GLMPOS    P=(-30000,0),Q=(30000,0)

PATH FT01
  ARRAY	(-15000,2,30000)/(10000,2,20000)
	ASSIGN A(1) -> ((1,1))	

1: 	ARRAY (-4000,5,2000)/(4000,5,2000)
	CHMPOS M1=(-450,450),M2=(450,450),M3=(450,-450),M4=(-450,-450)
	ASSIGN P(1) -> (*,*)

  AEND
PEND

LAYER	1	
        P(1)  'thope230126.v30'
        SPPRM 4.0,,,,1.0,1
        STDCUR  6

END

CHMPOS [M1=(x1,y1){,M2=(x2,y2),M3=(x3,y3),M4=(x4,y4)}]

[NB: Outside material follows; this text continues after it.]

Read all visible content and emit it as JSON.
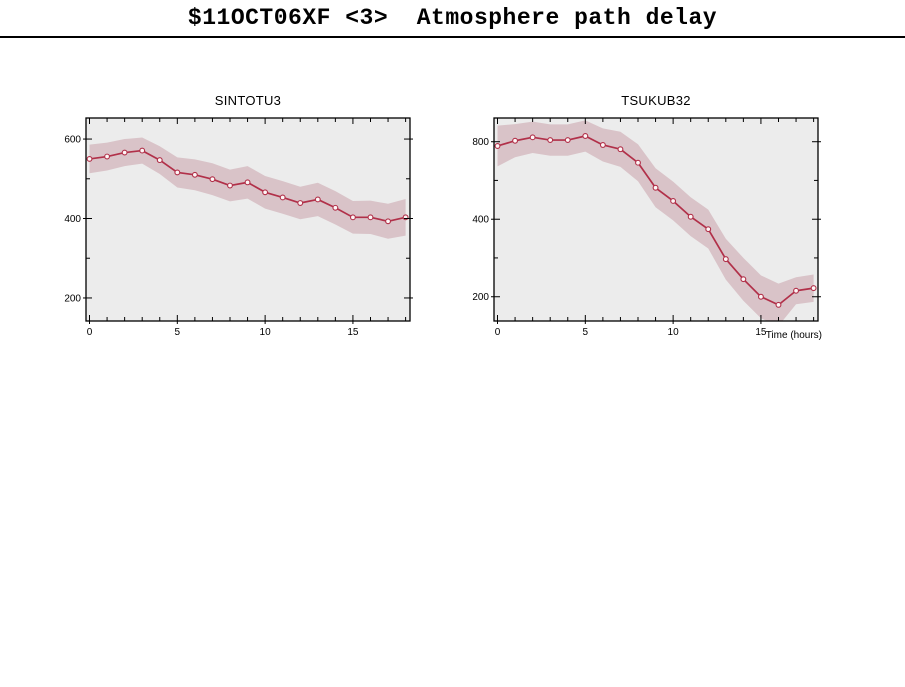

CHMPOS defines the chip alignment marks in the local chip coordinate system, unit is µm. M1 is mandatory while M2-M4 are optional in one mark mode. In four mark mode all marks must be defined. The order of the marks is important, M1 must be top left with M2-M4 placed clockwise around the center. In the given example the four marks are placed symmetrically at ±450 µm in x and ±450 µm in y.

It V1 mode it is customary to set M1 = (0,0) such that substrate height is detected at the center of the chip. In this way V1 mode can be used to exactly read out substrate height where the chip pattern will be written.